Two additional schema changes affect multimodal and structured output builders:

response_format is now an array (multimodal):

# Before
response = client.interactions.create(
    model="gemini-3.5-flash",
    input="Describe this image and generate a caption image.",
    response_format={"type": "text"}  # single object
)

# After
response = client.interactions.create(
    model="gemini-3.5-flash",
    input="Describe this image and generate a caption image.",
    response_format=[{"type": "text"}, {"type": "image"}]  # array
)

response_mime_type removed; response_format used for JSON:

# Before
response = client.interactions.create(
    model="gemini-3.5-flash",
    input="Extract the names from this text.",
    generation_config={"response_mime_type": "application/json"}
)

# After
response = client.interactions.create(
    model="gemini-3.5-flash",
    input="Extract the names from this text.",
    response_format={"type": "json_object"}  # or json_schema with schema
)

image_config moves from generation_config to response_format:

# Before
response = client.interactions.create(
    model="gemini-3.5-flash",
    input="Generate an image of a forest.",
    generation_config={"image_config": {"aspect_ratio": "16:9"}}
)

# After
response = client.interactions.create(
    model="gemini-3.5-flash",
    input="Generate an image of a forest.",
    response_format={"type": "image", "image_config": {"aspect_ratio": "16:9"}}
)

Server-Side Tools: Search and Code Execution

If you use Google Search or Code Execution as built-in tools, their results now appear as typed steps:

response = client.interactions.create(
    model="gemini-3.5-flash",
    input="What are today's top AI headlines?",
    tools=[{"google_search": {}}]
)

for step in response.steps:
    if step.type == "google_search_call":
        print(f"Searched: {step.query}")
    elif step.type == "google_search_result":
        print(f"Found: {step.results}")
    elif step.type == "model_output":
        print(f"Answer: {step.content[0].text}")

Citations now appear inline as content annotations rather than as a separate citations field. Builders who parse response.citations will need to update to step.content[n].annotations for the model output step.


How to Know If You’re Affected

Run this grep against your codebase:

# Python
grep -rn "\.outputs\[" . --include="*.py"
grep -rn "\.outputs\[-1\]" . --include="*.py"
grep -rn "response_mime_type" . --include="*.py"
grep -rn "content\.delta" . --include="*.py"
grep -rn "generation_config.*image_config" . --include="*.py"

# JavaScript
grep -rn "\.outputs\[" . --include="*.ts" --include="*.js"
grep -rn "responseMimeType" . --include="*.ts" --include="*.js"
grep -rn "content\.delta" . --include="*.ts" --include="*.js"

Each match is a migration point. If you find zero matches and you’re on SDK 2.0.0+, you are already compliant. If you are on SDK 1.x and have zero matches, you may still have silent failures after May 26 that become hard failures on June 8.

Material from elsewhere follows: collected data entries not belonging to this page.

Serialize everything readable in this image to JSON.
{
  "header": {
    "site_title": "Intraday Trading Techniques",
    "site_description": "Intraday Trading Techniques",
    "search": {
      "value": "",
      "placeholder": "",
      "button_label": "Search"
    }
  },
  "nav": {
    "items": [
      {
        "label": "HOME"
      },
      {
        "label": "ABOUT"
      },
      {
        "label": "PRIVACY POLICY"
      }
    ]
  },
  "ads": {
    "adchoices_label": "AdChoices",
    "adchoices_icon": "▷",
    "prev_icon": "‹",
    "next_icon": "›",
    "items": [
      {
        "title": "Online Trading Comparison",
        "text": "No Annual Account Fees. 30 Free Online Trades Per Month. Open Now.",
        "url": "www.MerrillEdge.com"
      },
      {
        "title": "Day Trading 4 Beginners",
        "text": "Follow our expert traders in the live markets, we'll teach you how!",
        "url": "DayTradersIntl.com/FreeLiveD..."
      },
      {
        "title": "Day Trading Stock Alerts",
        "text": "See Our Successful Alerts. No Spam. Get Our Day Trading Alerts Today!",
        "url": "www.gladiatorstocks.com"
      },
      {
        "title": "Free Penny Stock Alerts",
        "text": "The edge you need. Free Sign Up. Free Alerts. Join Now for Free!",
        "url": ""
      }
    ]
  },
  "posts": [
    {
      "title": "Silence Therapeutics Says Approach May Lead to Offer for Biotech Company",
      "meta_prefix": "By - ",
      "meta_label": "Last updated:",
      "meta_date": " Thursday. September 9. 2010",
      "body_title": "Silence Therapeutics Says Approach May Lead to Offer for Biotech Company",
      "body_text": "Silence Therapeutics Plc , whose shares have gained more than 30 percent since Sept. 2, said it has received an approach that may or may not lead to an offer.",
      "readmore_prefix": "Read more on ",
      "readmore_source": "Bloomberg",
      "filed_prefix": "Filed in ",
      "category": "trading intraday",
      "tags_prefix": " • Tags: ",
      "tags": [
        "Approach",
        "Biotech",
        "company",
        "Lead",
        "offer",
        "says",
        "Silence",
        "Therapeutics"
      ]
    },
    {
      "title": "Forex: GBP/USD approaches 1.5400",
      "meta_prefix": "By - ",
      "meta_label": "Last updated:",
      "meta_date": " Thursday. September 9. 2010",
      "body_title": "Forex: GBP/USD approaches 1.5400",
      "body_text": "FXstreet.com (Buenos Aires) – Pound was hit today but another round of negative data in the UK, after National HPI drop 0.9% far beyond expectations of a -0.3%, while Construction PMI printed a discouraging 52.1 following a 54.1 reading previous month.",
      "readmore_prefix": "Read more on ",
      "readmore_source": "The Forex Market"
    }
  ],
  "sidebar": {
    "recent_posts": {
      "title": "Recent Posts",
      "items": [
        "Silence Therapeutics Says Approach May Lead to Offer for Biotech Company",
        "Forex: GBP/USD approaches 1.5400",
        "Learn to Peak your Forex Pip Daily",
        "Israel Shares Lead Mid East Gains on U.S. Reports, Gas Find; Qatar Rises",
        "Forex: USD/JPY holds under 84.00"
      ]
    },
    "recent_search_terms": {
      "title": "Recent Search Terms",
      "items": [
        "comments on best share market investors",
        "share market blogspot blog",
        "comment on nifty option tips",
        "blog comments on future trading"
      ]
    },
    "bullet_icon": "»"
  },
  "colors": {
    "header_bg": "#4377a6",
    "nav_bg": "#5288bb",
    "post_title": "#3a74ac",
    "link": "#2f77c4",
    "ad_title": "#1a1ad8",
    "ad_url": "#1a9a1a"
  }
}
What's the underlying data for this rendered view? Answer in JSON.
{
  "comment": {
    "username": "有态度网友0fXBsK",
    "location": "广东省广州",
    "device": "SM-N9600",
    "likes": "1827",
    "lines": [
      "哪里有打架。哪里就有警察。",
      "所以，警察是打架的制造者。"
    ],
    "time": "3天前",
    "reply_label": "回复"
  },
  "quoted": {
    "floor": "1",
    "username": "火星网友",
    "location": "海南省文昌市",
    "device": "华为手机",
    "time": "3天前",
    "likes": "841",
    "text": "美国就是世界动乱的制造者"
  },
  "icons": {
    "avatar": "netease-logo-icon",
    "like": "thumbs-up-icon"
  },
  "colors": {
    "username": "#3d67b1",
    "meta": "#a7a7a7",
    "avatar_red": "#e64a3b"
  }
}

The One-Day Migration Path

For most builders, this is the sequence:

  1. Upgrade SDKpip install --upgrade google-genai / npm install @google/genai@latest
  2. Replace outputs[-1].text with output_text across your codebase
  3. Rewrite streaming handlers — swap content.delta for step.delta
  4. Update function calling — check for requires_action status, handle function_call steps
  5. Fix response_mime_type — replace with response_format object
  6. Fix image_config — move from generation_config to response_format
  7. Test multi-turn flows — consider switching to previous_interaction_id server-side state

Steps 1 and 2 cover 80% of affected codebases. Steps 3–7 apply to builders using advanced features.

The new schema is genuinely better — the execution timeline is more useful than a flat outputs array, and server-side conversation state is simpler than manual history management. The migration is worth doing even if the deadline were further out.

It is not. Eight days.


Google’s official migration guide is at ai.google.dev/gemini-api/docs/interactions-breaking-changes-may-2026. SDK upgrade docs at ai.google.dev/gemini-api/docs/migrate-to-interactions.